Avaliação clínica: Exame físico revelou tórax em tonel, uso de musculatura acessória, sibilos difusos, saturação de O2 em 89% ao ar ambiente. Espirometria: VEF1/CVF = 0,55 (pós-broncodilatador), classificando GOLD 3 (DPOC grave). Raio-X de tórax mostrou hiperinsuflação pulmonar.
Diagnóstico: Após avaliação completa, o médico registrou o CID J44.0 — Doença pulmonar obstrutiva crônica com exacerbação aguda por infecção respiratória baixa.
Conduta terapêutica: Broncodilatador de curta duração (salbutamol) e corticosteroide inalatório (budesonida) associado a formoterol; antibioticoterapia (amoxicilina-clavulanato por 7 dias); oxigenoterapia domiciliar (1 L/min) e reabilitação pulmonar programada. Vacinação contra influenza e pneumococo.
Evolução: Após 3 semanas, o paciente apresentou melhora significativa da dispneia (escala mMRC de 3 para 1), saturação de O2 em 93% e retorno às atividades leves. Mantém uso regular de broncodilatador e corticosteroide inalatório.
Lição clínica: O diagnóstico precoce da DPOC e o tratamento adequado, incluindo cessação do tabagismo e reabilitação, podem melhorar a qualidade de vida e reduzir hospitalizações.

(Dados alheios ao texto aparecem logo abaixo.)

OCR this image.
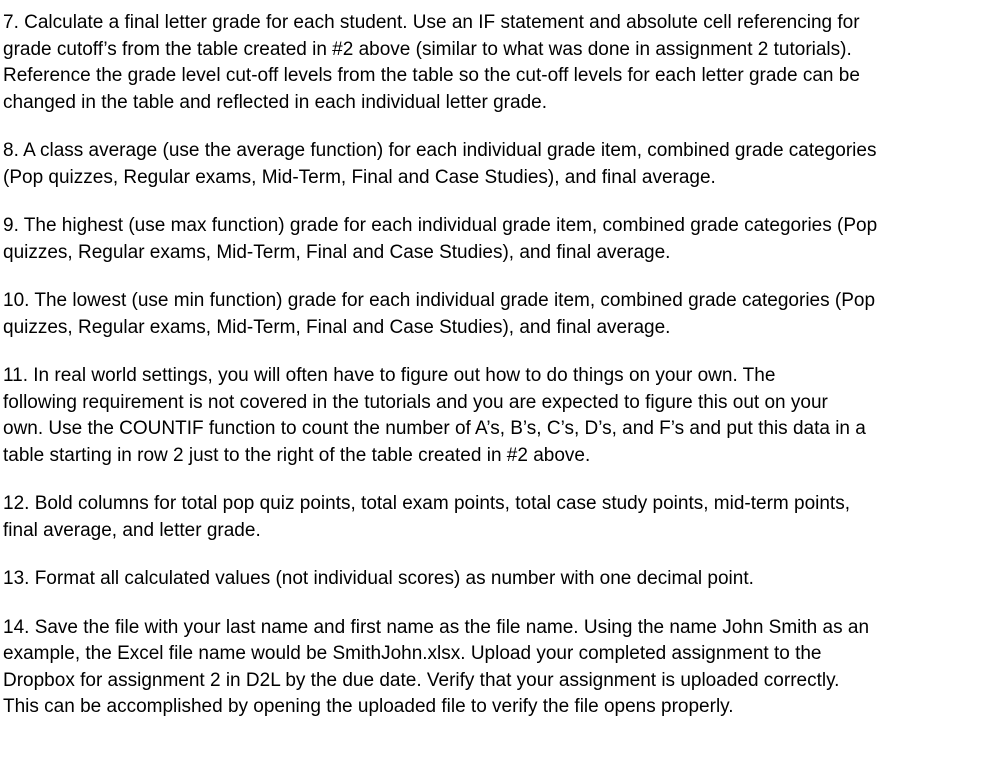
7. Calculate a final letter grade for each student. Use an IF statement and absolute cell referencing for
grade cutoff’s from the table created in #2 above (similar to what was done in assignment 2 tutorials).
Reference the grade level cut-off levels from the table so the cut-off levels for each letter grade can be
changed in the table and reflected in each individual letter grade.
8. A class average (use the average function) for each individual grade item, combined grade categories
(Pop quizzes, Regular exams, Mid-Term, Final and Case Studies), and final average.
9. The highest (use max function) grade for each individual grade item, combined grade categories (Pop
quizzes, Regular exams, Mid-Term, Final and Case Studies), and final average.
10. The lowest (use min function) grade for each individual grade item, combined grade categories (Pop
quizzes, Regular exams, Mid-Term, Final and Case Studies), and final average.
11. In real world settings, you will often have to figure out how to do things on your own. The
following requirement is not covered in the tutorials and you are expected to figure this out on your
own. Use the COUNTIF function to count the number of A’s, B’s, C’s, D’s, and F’s and put this data in a
table starting in row 2 just to the right of the table created in #2 above.
12. Bold columns for total pop quiz points, total exam points, total case study points, mid-term points,
final average, and letter grade.
13. Format all calculated values (not individual scores) as number with one decimal point.
14. Save the file with your last name and first name as the file name. Using the name John Smith as an
example, the Excel file name would be SmithJohn.xlsx. Upload your completed assignment to the
Dropbox for assignment 2 in D2L by the due date. Verify that your assignment is uploaded correctly.
This can be accomplished by opening the uploaded file to verify the file opens properly.
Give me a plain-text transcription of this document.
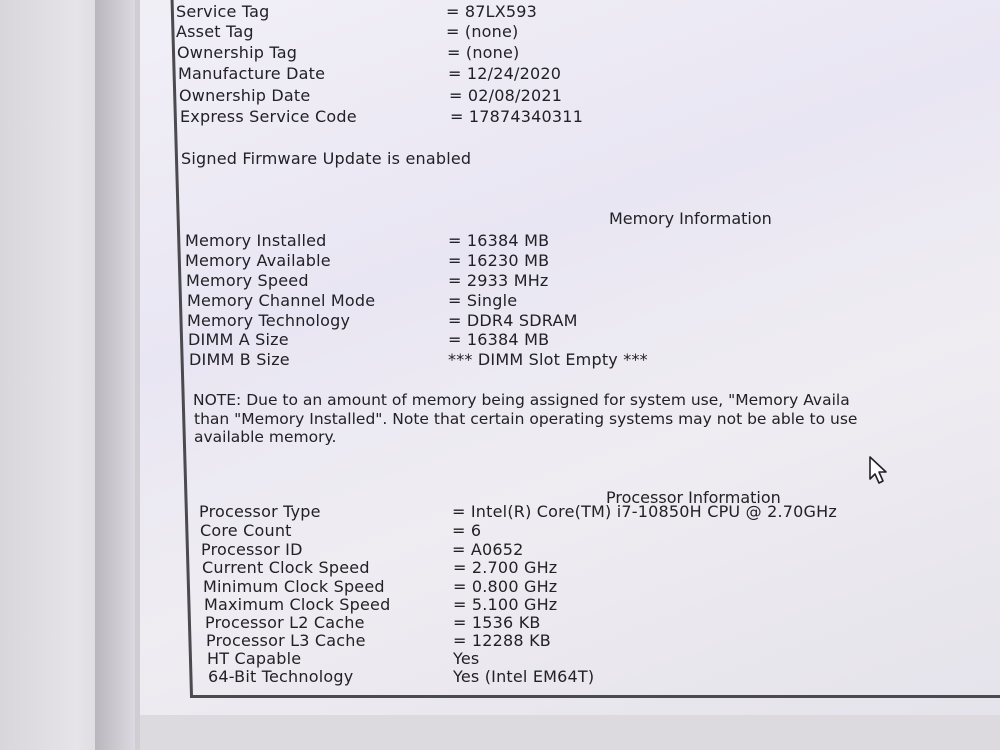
Service Tag	= 87LX593
Asset Tag	= (none)
Ownership Tag	= (none)
Manufacture Date	= 12/24/2020
Ownership Date	= 02/08/2021
Express Service Code	= 17874340311
Signed Firmware Update is enabled
Memory Information
Memory Installed	= 16384 MB
Memory Available	= 16230 MB
Memory Speed	= 2933 MHz
Memory Channel Mode	= Single
Memory Technology	= DDR4 SDRAM
DIMM A Size	= 16384 MB
DIMM B Size	*** DIMM Slot Empty ***
NOTE: Due to an amount of memory being assigned for system use, "Memory Availa
than "Memory Installed". Note that certain operating systems may not be able to use
available memory.
Processor Information
Processor Type	= Intel(R) Core(TM) i7-10850H CPU @ 2.70GHz
Core Count	= 6
Processor ID	= A0652
Current Clock Speed	= 2.700 GHz
Minimum Clock Speed	= 0.800 GHz
Maximum Clock Speed	= 5.100 GHz
Processor L2 Cache	= 1536 KB
Processor L3 Cache	= 12288 KB
HT Capable	Yes
64-Bit Technology	Yes (Intel EM64T)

O CID J44 orienta o manejo baseado em diretrizes internacionais (GOLD 2026).
O que é o CID J44 na prática médica
O código CID J44 representa a Doença Pulmonar Obstrutiva Crônica (DPOC), uma condição caracterizada por obstrução persistente e progressiva do fluxo aéreo, geralmente associada a uma resposta inflamatória anormal dos pulmões a partículas ou gases nocivos. Na prática clínica, o CID J44 é utilizado para registrar diagnósticos de DPOC em prontuários, atestados, guias de internação e solicitações de exames. Sua correta codificação é essencial para o planejamento terapêutico, acompanhamento epidemiológico e liberação de medicamentos de alto custo pelo SUS.
Subcategorias e variantes do CID J44
O CID J44 possui subdivisões que especificam a presença de exacerbações agudas ou infecções associadas:
- J44.0 – DPOC com infecção aguda do trato respiratório inferior (comum em quadros de bronquite aguda bacteriana ou viral).

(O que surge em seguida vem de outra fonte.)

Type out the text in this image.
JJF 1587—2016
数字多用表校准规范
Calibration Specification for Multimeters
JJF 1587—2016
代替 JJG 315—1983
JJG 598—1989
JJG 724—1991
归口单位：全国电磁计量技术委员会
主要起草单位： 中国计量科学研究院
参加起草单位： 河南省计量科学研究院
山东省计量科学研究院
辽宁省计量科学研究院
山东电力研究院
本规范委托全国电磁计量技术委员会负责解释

- J44.1 – DPOC com exacerbação aguda não especificada (sem identificação de agente infeccioso).
- J44.8 – Outra DPOC especificada (inclui formas como DPOC com bronquiectasia associada).
- J44.9 – DPOC não especificada (usada quando não há detalhamento da exacerbação).
A escolha da subcategoria depende da avaliação clínica e dos exames complementares. A codificação precisa auxilia na escolha do tratamento, como a indicação de antibióticos nas infecções bacterianas.
Sintomas e como a doença se manifesta
A DPOC manifesta-se inicialmente de forma insidiosa. Os sintomas mais comuns incluem:
- Dispneia progressiva – falta de ar que piora com o esforço, evoluindo para repouso em fases avançadas.
- Tosse crônica – geralmente produtiva, com expectoração clara ou mucopurulenta.
- Chiado no peito (sibilos) – especialmente durante exacerbações.
- Fadiga e perda de peso – devido ao maior trabalho respiratório e inflamação sistêmica.
- Infecções respiratórias frequentes – resfriados que demoram a melhorar.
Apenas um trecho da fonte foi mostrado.